1319: Prognostic Utility of Metacarpal Bone Mineral Density Measurement in Patients with Recent-onset Arthritis by Assessment of Radiographic Progression at 2-year Follow Up

Irene Maria Llorente Cubas¹, Ana Maria Fernandez Ortiz², Jesus Alberto Garcia Vadillo¹, Jose ivorra Cortes³, Luis Rodriguez-Rodriguez⁴, Rosario Garcia-Vicuña⁵, Santos Castañeda⁶, Isidoro Gonzalez¹ and Ana M Ortiz¹, ¹Hospital Universitario de La Princesa, Madrid, Spain, ²Hospital Universitario de Badajoz, Badajoz, Spain, ³Hospital Universitario de La Fe, València, Spain, ⁴Instituto de Investigación Sanitaria San Carlos, Rheumatology, Madrid, Spain, ⁵Hospital Universitario de La Princesa, IIS-Princesa, Madrid, Spain, ⁶Division of Rheumatology, Hospital Universitario de La Princesa, IIS-Princesa, Madrid, Spain

Background/Purpose: Rheumatoid arthritis (RA) and osteoporosis (OP) have a complex interplay in terms of pathogenic mechanisms. In this regard, radiogrammetry (DXR) of the hand, a technique that measures the bone mineral density (BMD) at the central metacarpals (MC) , is associated with a worse prognosis in patients with RA (1). However, DXR is an expensive technique, and not very accessible in our environment. Our group demonstrated an excellent reproducibility of the MC measurement by DXA (2) and good correlation between BMD measurements obtained by DXR and DXA (3).

Objective: To evaluate if baseline BMD of the non dominant MC measured by DXA can be used as a prognostic marker, resembling DXR, in patients with early arthritis (EA).
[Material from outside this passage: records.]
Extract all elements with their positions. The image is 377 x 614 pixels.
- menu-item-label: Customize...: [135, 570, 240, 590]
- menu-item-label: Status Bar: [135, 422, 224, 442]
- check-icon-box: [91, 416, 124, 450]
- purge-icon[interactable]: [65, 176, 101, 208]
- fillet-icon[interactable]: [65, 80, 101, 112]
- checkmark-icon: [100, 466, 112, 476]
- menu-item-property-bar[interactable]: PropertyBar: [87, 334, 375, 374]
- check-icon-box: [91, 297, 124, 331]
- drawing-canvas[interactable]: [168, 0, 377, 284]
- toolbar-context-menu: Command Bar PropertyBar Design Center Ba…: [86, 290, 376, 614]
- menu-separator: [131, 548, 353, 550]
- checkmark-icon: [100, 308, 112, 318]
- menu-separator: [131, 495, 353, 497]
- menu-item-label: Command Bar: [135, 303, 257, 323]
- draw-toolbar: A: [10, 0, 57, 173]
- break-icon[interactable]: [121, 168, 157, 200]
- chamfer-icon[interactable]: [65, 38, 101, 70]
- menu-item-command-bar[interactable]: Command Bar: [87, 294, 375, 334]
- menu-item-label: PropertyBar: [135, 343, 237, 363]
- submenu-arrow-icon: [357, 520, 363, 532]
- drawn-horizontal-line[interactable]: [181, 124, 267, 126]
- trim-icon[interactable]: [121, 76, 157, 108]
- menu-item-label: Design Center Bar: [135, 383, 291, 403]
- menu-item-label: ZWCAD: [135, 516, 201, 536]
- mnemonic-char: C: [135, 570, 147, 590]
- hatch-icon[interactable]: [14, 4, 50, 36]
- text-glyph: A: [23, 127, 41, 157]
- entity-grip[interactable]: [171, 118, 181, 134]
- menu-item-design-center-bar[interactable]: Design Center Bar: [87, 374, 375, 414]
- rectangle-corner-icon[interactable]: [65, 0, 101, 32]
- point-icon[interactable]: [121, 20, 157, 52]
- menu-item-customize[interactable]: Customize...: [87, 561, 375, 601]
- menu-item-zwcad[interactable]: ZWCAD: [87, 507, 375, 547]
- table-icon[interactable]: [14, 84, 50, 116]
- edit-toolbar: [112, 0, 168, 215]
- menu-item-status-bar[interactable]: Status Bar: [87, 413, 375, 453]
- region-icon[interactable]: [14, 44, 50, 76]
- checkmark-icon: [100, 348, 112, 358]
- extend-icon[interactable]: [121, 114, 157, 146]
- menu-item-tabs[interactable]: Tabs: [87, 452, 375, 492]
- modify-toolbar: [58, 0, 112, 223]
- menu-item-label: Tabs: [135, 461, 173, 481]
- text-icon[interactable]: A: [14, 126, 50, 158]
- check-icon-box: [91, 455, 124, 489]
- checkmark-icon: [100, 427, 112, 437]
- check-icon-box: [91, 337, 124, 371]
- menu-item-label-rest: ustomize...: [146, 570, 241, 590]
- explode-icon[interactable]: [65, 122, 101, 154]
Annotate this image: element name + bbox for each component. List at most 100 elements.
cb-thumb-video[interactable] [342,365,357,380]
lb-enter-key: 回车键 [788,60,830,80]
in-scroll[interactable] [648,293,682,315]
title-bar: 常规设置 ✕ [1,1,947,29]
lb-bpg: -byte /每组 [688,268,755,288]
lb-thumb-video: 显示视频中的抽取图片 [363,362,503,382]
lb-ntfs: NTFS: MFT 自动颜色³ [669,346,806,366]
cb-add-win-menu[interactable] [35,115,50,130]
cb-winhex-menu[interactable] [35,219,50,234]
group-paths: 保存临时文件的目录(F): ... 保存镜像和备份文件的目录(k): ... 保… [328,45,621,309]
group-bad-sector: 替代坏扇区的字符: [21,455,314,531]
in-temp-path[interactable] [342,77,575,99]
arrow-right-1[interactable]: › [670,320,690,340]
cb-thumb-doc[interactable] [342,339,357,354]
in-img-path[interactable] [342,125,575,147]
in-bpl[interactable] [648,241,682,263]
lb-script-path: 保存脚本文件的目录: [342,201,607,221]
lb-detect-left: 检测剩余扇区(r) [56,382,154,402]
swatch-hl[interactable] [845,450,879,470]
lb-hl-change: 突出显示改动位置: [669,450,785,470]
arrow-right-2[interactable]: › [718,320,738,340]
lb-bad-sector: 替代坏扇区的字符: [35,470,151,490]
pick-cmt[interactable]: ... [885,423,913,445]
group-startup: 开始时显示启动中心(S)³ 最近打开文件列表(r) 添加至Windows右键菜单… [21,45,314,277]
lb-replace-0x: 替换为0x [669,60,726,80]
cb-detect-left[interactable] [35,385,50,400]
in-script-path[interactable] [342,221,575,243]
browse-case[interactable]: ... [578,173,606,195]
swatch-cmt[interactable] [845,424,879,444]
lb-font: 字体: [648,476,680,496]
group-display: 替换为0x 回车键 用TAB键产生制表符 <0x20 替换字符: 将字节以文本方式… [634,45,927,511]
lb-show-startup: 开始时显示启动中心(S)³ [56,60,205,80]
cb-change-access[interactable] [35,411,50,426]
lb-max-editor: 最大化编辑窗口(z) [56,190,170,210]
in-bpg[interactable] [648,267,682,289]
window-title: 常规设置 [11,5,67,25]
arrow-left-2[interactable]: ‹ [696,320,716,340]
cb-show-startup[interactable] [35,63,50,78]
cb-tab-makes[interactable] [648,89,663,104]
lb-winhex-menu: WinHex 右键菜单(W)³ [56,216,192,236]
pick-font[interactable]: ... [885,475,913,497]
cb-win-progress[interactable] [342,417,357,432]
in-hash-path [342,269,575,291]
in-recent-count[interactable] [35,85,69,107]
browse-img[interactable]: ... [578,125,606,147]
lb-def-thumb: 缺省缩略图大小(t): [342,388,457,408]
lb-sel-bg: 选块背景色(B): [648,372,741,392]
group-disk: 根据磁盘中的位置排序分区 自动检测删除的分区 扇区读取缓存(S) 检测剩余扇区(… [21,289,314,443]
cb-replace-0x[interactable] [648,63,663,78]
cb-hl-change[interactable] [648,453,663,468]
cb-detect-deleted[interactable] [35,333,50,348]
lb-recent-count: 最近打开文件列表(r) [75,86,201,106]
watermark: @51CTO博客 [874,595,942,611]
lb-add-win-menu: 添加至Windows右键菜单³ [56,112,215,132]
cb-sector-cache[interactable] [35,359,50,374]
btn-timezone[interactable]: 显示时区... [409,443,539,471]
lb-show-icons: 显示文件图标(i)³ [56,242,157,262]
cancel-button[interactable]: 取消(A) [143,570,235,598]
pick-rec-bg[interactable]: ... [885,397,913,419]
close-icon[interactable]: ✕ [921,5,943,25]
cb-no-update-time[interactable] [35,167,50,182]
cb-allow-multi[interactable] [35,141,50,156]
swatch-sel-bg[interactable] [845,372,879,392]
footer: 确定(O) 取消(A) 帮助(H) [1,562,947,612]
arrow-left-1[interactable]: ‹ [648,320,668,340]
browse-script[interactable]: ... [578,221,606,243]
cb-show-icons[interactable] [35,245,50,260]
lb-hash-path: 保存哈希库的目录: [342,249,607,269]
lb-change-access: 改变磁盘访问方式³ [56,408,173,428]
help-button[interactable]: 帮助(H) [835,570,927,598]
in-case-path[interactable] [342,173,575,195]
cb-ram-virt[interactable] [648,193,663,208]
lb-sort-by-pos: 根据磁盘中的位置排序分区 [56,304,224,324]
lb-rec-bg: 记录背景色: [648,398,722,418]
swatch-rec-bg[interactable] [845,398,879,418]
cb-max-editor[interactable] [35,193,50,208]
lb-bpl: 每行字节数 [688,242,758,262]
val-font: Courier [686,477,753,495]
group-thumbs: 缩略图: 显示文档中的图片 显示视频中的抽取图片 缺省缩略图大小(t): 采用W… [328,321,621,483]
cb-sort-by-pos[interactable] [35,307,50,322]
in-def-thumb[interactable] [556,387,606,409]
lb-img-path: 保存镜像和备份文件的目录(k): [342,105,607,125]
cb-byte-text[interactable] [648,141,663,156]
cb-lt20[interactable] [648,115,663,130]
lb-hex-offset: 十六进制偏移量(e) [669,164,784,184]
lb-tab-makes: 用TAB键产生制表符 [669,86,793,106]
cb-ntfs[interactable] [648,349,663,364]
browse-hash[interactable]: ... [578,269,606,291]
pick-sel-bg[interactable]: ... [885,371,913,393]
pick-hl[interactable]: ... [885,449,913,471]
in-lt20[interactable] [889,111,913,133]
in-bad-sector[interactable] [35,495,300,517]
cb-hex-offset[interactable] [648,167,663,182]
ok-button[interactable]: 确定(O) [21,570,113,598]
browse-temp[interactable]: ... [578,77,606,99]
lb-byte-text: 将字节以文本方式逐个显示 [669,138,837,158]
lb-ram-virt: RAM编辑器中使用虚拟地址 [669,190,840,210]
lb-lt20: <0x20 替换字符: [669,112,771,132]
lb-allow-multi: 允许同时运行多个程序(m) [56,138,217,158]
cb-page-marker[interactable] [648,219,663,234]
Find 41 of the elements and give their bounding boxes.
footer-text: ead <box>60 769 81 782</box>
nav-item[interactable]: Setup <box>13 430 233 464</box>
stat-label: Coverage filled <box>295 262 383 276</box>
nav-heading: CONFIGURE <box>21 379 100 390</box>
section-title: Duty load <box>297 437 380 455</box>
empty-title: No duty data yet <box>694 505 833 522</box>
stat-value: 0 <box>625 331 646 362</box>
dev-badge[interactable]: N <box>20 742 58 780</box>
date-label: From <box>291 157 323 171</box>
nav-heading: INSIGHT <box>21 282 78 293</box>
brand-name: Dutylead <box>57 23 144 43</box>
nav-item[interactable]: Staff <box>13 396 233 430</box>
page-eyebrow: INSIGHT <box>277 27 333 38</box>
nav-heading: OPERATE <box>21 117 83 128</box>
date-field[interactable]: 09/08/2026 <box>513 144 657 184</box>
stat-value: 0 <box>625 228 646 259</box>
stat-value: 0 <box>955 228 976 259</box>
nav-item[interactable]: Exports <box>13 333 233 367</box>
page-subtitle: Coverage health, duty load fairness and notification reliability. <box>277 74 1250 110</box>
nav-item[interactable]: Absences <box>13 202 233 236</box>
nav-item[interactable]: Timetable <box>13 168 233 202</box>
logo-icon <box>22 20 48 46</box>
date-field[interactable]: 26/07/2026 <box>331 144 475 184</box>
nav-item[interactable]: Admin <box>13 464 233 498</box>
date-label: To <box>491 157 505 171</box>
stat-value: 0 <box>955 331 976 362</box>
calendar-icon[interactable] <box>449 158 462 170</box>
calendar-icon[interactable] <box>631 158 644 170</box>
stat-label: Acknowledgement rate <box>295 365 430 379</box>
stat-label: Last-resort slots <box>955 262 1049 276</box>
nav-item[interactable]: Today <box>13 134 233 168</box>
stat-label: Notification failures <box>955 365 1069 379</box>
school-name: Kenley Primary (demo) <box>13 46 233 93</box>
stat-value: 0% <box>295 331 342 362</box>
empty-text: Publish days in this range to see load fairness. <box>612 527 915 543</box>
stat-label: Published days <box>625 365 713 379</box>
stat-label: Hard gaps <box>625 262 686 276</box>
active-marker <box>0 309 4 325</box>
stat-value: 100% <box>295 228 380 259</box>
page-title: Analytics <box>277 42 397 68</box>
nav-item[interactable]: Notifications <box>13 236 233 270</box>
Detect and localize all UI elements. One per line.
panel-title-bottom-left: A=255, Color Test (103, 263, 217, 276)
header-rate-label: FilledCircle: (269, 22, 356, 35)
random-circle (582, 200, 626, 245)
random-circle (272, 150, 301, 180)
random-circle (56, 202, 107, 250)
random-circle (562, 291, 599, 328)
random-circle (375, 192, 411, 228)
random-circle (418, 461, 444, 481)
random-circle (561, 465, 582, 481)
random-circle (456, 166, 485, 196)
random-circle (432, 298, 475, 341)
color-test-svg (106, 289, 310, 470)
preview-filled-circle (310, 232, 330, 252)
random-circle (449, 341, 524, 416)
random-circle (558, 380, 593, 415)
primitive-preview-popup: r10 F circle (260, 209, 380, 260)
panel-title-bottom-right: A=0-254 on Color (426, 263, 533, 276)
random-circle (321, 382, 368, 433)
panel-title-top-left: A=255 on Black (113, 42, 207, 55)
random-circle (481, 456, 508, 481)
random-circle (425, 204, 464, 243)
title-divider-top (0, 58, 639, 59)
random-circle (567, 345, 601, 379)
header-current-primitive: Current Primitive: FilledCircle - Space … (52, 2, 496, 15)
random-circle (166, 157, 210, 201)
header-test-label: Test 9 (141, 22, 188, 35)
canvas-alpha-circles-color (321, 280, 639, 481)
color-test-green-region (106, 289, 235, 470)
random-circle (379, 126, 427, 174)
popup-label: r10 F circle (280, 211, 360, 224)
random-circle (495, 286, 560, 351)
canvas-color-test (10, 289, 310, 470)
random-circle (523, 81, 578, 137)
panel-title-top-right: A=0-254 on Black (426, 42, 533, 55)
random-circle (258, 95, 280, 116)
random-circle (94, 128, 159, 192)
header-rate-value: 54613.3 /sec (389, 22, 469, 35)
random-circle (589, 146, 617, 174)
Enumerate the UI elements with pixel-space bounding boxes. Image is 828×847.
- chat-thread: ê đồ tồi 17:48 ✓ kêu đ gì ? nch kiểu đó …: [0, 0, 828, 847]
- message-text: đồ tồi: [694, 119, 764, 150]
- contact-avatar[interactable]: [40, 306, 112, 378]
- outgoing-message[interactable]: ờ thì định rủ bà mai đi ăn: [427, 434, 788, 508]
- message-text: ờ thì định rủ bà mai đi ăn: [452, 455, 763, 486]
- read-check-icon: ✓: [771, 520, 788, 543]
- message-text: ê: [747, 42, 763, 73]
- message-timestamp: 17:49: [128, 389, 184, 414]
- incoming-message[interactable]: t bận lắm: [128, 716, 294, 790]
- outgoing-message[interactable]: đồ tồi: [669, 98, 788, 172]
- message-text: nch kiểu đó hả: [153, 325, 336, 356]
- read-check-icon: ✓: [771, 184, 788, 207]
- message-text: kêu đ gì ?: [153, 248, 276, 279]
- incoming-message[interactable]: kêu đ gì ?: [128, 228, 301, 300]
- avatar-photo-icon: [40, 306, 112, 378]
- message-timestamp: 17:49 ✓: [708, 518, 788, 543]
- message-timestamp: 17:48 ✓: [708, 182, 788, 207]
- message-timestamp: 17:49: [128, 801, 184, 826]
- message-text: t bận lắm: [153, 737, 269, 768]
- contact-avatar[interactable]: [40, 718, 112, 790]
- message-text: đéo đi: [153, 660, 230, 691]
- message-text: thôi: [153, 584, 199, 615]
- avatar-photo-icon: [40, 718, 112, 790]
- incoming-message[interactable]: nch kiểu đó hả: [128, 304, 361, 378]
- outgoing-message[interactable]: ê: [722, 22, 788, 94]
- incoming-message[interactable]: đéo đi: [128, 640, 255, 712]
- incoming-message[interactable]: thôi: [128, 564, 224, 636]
Methods: A total of 378 subjects from the PEARL (Princesa Early Arthritis Register Longitudinal) study underwent DXA measurement of the 2^nd to 4^th MC's diaphyseal area of the non dominant hand (Hologic 4500®). In PEARL sociodemographic, clinical and laboratory parameters, therapeutic data and radiographic findings are collected by protocol. Radiographic progression was evaluated in hands by a blind expert rheumatologist assessing the erosion scale of modified SvdH index in both the baseline and two year follow-up visit. To study the predictive value of MC baseline BMD by DXA, two multivariate models were fitted using generalized linear models with Stata 14.0 for Windows (Stata Corp LP, College Station, TX, USA). The dependent variables were remission (SDAI< 3.3) and radiographic progression after two 2 years of follow-up. Both models were adjusted by the classic variables that affect BMD such as age, sex and body mass index (BMI), cumulative DMARD treatment and baseline disease activity for the remission model.

Results: After adjustment by age, sex and BMI: a) those patients at remission tended to show higher baseline MC's BMD by DXA (p=0.328); and b) those patients with higher radiographic progression had significantly lower baseline MC's BMD as shown in Figure 1(p=0.001).

Conclusion: In our registry of patients with EA, we have detected that a lower basal BMD in the diaphysis of the central MC bones, assessed by DXA, is associated with greater radiographic progression at 2 years of follow-up after adjusting for the main factors influencing BMD. Therefore, we could conclude that a low initial bone mass could constitute a poor prognostic factor in patients with EA.

References:
1. Haugeberg G, Lodder MC, Lems WF, Uhlig T, Ørstavik RE, Dijkmans B a. C, et al. Ann Rheum Dis october 2004;63(10):1331-4.
2. Llorente I, Merino L, Escolano E, Quintanilla DM, García-Vadillo JA, González- Álvaro I, et al. C Clin J Densitom 2020;23(4):678-84
3. Ann Rheum Dis, volumen 78, supplement 2, year 2019, page A942
Correlation of mean BMD of 2-4th MC bones with radiographyc progression assesed by the modified SvdH radiological index at 2 years, after adjusting for age, sex and BMI, calculated using Stata margins command base don the data obtained from multivariate analysis.
Disclosures: I. Llorente Cubas, None; A. Fernandez Ortiz, None; J. Garcia Vadillo, None; J. ivorra Cortes, None; L. Rodriguez-Rodriguez, None; R. Garcia-Vicuña, Novartis, Sanofi, Merck/MSD, Bristol-Myers Squibb(BMS), Eli Lilly, UCB, Janssen, Sandoz, Pfizer, Biogen; S. Castañeda, Roche; I. Gonzalez, Gebro Pharma; A. Ortiz, None.